La guerre civile syrienne divise aussi sur le plateau du Golan, où les opposants à Assad ont refusé de défiler sous son portrait

Des habitants druzes du Golan pendant une manifestation commémorant l'indépendance de la Syrie, à Massaadeh, le 17 avril 2017. (Crédit : Jalaa Marey/AFP)
Des habitants druzes du Golan pendant une manifestation commémorant l'indépendance de la Syrie, à Massaadeh, le 17 avril 2017. (Crédit : Jalaa Marey/AFP)

Des centaines de Syriens ont défilé lundi sur le plateau du Golan israélien à l’occasion du 71e anniversaire de l’indépendance de la Syrie, scandant des slogans hostiles à l’Etat juif sous des portraits du président syrien Bashar el-Assad, a constaté un photographe de l’AFP.

« Dieu protège la Syrie » et « A bas l’occupation », ont-ils scandé dans le village de Massaadeh, alors que chaque année, le 17 avril, la Syrie célèbre le départ du dernier soldat français de son territoire en 1946.

Sur le plateau du Golan, qu’Israël a conquis à la Syrie pendant la guerre des Six Jours de 1967 et dont il a annexé 1 200 km², le conflit qui déchire depuis six ans la Syrie divise également.

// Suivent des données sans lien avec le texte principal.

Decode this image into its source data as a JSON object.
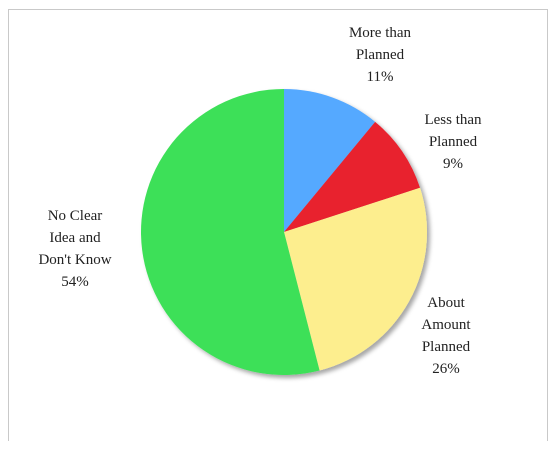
{
  "chart_data": {
    "type": "pie",
    "slices": [
      {
        "label_lines": [
          "More than",
          "Planned"
        ],
        "percent_label": "11%",
        "value": 11,
        "color": "#54a9ff"
      },
      {
        "label_lines": [
          "Less than",
          "Planned"
        ],
        "percent_label": "9%",
        "value": 9,
        "color": "#e8202f"
      },
      {
        "label_lines": [
          "About",
          "Amount",
          "Planned"
        ],
        "percent_label": "26%",
        "value": 26,
        "color": "#fdee8e"
      },
      {
        "label_lines": [
          "No Clear",
          "Idea and",
          "Don't Know"
        ],
        "percent_label": "54%",
        "value": 54,
        "color": "#3de058"
      }
    ],
    "start_angle": "12 o'clock",
    "direction": "clockwise",
    "legend": "none",
    "title": ""
  }
}
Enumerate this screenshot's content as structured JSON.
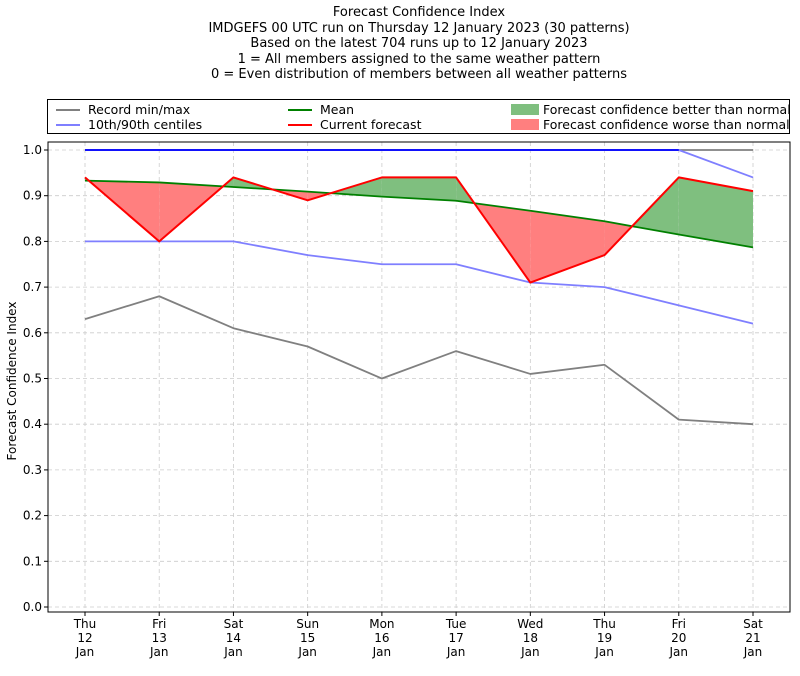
{
  "title_lines": [
    "Forecast Confidence Index",
    "IMDGEFS 00 UTC run on Thursday 12 January 2023 (30 patterns)",
    "Based on the latest 704 runs up to 12 January 2023",
    "1 = All members assigned to the same weather pattern",
    "0 = Even distribution of members between all weather patterns"
  ],
  "legend": [
    {
      "label": "Record min/max",
      "kind": "line",
      "color": "#808080"
    },
    {
      "label": "Mean",
      "kind": "line",
      "color": "#008000"
    },
    {
      "label": "Forecast confidence better than normal",
      "kind": "patch",
      "color": "#7fbf7f"
    },
    {
      "label": "10th/90th centiles",
      "kind": "line",
      "color": "#7f7fff"
    },
    {
      "label": "Current forecast",
      "kind": "line",
      "color": "#ff0000"
    },
    {
      "label": "Forecast confidence worse than normal",
      "kind": "patch",
      "color": "#ff7f7f"
    }
  ],
  "colors": {
    "record": "#808080",
    "centile": "#7f7fff",
    "mean": "#008000",
    "forecast": "#ff0000",
    "better": "#7fbf7f",
    "worse": "#ff7f7f",
    "record_max": "#0000ff",
    "grid": "#cccccc"
  },
  "chart_data": {
    "type": "line",
    "title": "Forecast Confidence Index",
    "ylabel": "Forecast Confidence Index",
    "xlabel": "",
    "ylim": [
      0,
      1
    ],
    "yticks": [
      "0.0",
      "0.1",
      "0.2",
      "0.3",
      "0.4",
      "0.5",
      "0.6",
      "0.7",
      "0.8",
      "0.9",
      "1.0"
    ],
    "grid": true,
    "legend_position": "top",
    "categories": [
      [
        "Thu",
        "12",
        "Jan"
      ],
      [
        "Fri",
        "13",
        "Jan"
      ],
      [
        "Sat",
        "14",
        "Jan"
      ],
      [
        "Sun",
        "15",
        "Jan"
      ],
      [
        "Mon",
        "16",
        "Jan"
      ],
      [
        "Tue",
        "17",
        "Jan"
      ],
      [
        "Wed",
        "18",
        "Jan"
      ],
      [
        "Thu",
        "19",
        "Jan"
      ],
      [
        "Fri",
        "20",
        "Jan"
      ],
      [
        "Sat",
        "21",
        "Jan"
      ]
    ],
    "series": [
      {
        "name": "Record min/max",
        "role": "record_min",
        "values": [
          0.63,
          0.68,
          0.61,
          0.57,
          0.5,
          0.56,
          0.51,
          0.53,
          0.41,
          0.4
        ]
      },
      {
        "name": "Record min/max",
        "role": "record_max",
        "values": [
          1.0,
          1.0,
          1.0,
          1.0,
          1.0,
          1.0,
          1.0,
          1.0,
          1.0,
          1.0
        ]
      },
      {
        "name": "10th/90th centiles",
        "role": "p10",
        "values": [
          0.8,
          0.8,
          0.8,
          0.77,
          0.75,
          0.75,
          0.71,
          0.7,
          0.66,
          0.62
        ]
      },
      {
        "name": "10th/90th centiles",
        "role": "p90",
        "values": [
          1.0,
          1.0,
          1.0,
          1.0,
          1.0,
          1.0,
          1.0,
          1.0,
          1.0,
          0.94
        ]
      },
      {
        "name": "Mean",
        "role": "mean",
        "values": [
          0.933,
          0.929,
          0.919,
          0.909,
          0.898,
          0.889,
          0.867,
          0.844,
          0.815,
          0.787
        ]
      },
      {
        "name": "Current forecast",
        "role": "forecast",
        "values": [
          0.94,
          0.8,
          0.94,
          0.89,
          0.94,
          0.94,
          0.71,
          0.77,
          0.94,
          0.91
        ]
      }
    ]
  }
}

L’opposition au président Assad a ainsi refusé de défiler lundi sous ses portraits.

Malgré les divergences sur la question syrienne, opposants et partisans du régime dans le Golan se retrouvent toutefois sur un point : l’opposition à la présence israélienne, ont affirmé plusieurs d’entre eux à l’AFP.

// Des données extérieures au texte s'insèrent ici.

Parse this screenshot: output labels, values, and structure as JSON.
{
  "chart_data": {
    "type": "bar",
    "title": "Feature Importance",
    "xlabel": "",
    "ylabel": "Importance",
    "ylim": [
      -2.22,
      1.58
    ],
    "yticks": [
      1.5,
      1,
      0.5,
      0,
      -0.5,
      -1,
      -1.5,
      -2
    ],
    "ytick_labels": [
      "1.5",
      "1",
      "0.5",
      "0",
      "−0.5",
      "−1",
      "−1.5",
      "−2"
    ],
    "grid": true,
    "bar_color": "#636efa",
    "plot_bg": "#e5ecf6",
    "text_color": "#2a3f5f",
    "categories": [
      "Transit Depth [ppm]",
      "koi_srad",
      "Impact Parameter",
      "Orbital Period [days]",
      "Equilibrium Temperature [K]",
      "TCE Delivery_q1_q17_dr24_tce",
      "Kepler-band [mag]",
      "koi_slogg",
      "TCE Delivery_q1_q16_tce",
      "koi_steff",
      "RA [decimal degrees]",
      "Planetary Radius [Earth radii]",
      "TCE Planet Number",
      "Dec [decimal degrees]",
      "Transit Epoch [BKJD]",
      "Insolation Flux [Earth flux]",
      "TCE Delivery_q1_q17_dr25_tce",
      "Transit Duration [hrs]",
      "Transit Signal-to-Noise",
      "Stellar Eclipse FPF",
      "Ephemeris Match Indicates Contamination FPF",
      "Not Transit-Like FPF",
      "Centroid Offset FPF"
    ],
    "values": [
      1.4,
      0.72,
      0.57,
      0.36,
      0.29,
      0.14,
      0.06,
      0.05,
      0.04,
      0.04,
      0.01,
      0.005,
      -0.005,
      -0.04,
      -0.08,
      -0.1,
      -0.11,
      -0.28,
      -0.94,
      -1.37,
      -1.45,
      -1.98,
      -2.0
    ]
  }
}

Une habitante druze du Golan pendant une manifestation commémorant l'indépendance de la Syrie, à Massaadeh, le 17 avril 2017. (Crédit : Jalaa Marey/AFP)
Une habitante druze du Golan pendant une manifestation commémorant l’indépendance de la Syrie, à Massaadeh, le 17 avril 2017. (Crédit : Jalaa Marey/AFP)

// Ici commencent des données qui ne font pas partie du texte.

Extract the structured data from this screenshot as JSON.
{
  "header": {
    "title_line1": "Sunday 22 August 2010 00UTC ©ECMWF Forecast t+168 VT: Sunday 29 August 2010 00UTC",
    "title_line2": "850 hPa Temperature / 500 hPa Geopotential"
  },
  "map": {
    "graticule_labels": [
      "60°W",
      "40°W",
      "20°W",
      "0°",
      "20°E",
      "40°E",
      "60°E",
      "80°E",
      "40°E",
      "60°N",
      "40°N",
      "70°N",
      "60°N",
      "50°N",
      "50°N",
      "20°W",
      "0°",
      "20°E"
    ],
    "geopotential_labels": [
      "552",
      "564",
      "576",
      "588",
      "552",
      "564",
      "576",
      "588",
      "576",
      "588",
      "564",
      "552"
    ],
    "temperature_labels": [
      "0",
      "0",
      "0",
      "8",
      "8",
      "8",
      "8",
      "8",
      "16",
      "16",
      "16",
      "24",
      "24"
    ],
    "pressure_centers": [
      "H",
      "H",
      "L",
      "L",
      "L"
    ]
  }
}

« Nous restons attachés à notre identité syrienne et nous poursuivons la résistance nationale », a ainsi affirmé Nasser Ibrahim, un des organisateurs du rassemblement à l’AFP.

« Avec la crise syrienne, Israël a multiplié les mesures dans le Golan », a de son côté accusé Ayman Abou Jabal, opposant à Bashar el-Assad, citant notamment des modifications du programme scolaire dans les écoles du Golan.

L’annexion israélienne du Golan n’est pas reconnue par la communauté internationale, qui considère toujours le territoire comme syrien. Environ 510 km² du plateau sont encore sous contrôle syrien.

Israël, toujours techniquement en état de guerre avec son voisin, s’est longtemps employé à rester à l’écart du conflit en Syrie, tout en se réservant le droit d’y mener des opérations ponctuelles contre le Hezbollah, groupe terroriste chiite libanais engagé aux côtés du régime.

Le mois dernier, l’aviation israélienne a ainsi ciblé en Syrie un convoi d’armes destiné au Hezbollah. Ce raid a provoqué une riposte anti-aérienne de l’armée syrienne et un des missiles tirés en direction du territoire israélien a été intercepté.

L’armée syrienne a affirmé avoir abattu un avion israélien et en avoir atteint un deuxième, ce qu’Israël a démenti.